Monthly Archives: November 2007

I love having a girl. There is absolutely nothing in the world like it. When I get home at the end of a day, and hear her feet pat-patting down the hall, my heart smiles. When I hear her shout “daddy! daddy!” at the top of her lungs, I can’t help but feel great about the state of the world. She is sweet, and talkative, and fun-loving, and energetic, and everything else that is good in life. She is a blessing beyond anything I could ever imagine. After we had her, I told myself that I would be quite content with a house full of girls. And if things had turned out that way, I would have been more than fine.

But they didn’t. I also have a son. And while he is only 6 months old (not quite, but close enough, I am already acutely aware of the fact that things are different with this one. It’s not that I love them differently. It’s not that my emotional tie is stronger to one than the other. It’s much deeper than that.

The difference is the difference between raising a woman and raising a man.
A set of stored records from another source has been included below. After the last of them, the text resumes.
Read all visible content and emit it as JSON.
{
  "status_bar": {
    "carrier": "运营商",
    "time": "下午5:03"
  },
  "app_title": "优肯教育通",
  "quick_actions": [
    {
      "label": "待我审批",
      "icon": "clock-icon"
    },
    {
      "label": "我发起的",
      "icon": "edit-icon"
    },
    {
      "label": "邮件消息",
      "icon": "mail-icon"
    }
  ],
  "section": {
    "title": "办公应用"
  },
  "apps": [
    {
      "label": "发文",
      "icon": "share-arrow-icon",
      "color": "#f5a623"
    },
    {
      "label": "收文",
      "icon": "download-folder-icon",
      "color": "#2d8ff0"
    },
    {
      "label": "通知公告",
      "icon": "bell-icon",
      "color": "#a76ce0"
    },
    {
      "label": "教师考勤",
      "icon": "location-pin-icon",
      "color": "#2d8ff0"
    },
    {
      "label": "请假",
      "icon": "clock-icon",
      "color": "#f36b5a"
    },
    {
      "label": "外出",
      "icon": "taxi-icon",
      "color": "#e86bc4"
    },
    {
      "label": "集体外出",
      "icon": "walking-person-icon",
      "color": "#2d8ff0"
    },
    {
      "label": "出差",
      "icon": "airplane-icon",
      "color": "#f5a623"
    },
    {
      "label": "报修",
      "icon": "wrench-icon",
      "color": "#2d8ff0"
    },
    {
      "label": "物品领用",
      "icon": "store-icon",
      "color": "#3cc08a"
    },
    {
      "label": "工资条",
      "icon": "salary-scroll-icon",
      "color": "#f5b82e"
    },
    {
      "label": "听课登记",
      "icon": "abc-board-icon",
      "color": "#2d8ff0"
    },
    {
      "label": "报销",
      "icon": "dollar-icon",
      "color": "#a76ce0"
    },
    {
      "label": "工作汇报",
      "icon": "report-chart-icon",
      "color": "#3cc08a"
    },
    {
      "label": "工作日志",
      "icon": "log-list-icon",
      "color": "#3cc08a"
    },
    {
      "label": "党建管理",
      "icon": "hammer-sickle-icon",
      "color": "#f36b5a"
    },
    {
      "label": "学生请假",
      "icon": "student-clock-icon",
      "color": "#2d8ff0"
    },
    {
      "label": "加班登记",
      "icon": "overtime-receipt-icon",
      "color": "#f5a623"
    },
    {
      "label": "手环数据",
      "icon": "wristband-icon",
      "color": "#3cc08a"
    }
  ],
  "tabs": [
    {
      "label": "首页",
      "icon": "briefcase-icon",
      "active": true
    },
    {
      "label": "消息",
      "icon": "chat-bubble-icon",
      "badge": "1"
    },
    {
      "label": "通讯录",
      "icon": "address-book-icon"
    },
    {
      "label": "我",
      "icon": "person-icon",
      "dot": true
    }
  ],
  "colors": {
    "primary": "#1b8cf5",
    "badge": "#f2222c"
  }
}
I am of the conviction that you can trace the woes of any family, any community, and any state to the damage inflicted by either the absence of good men or the presence of boys who have yet to grow up. Too many times I have wanted to scream “For God’s sake, man up!” to a generation of boys in men’s clothing. It makes me sick, and it’s making our families sick.

And the bottom line is…it won’t happen with mine. It can’t happen with mine.

I look into the eyes of my son and I see the future. A future that is full of possibility, though not yet shaped. By the grace of God, he will one day put shape to it. But he will receive the tools for that shaping from me.

I look into the eyes of my son and I see a man. What kind of man I see will one day be up to him. For now it’s up to me.

I look into the eyes of my son and I see my family. My wife, my daughter, my daughter in law, my grandchildren. All influenced in one way or another by my son’s words, his choices, his actions.

I look into the eyes of my son and I see lives. Lives of people with whom he will learn, work, and play. Lives he will have the opportunity to touch. Will his touch be hard and unforgiving, or will it be gentle yet firm? I must make his hands ready.

Oh, God, do I need you now more than ever! To not only make me a man, but a raiser of a man who makes you proud.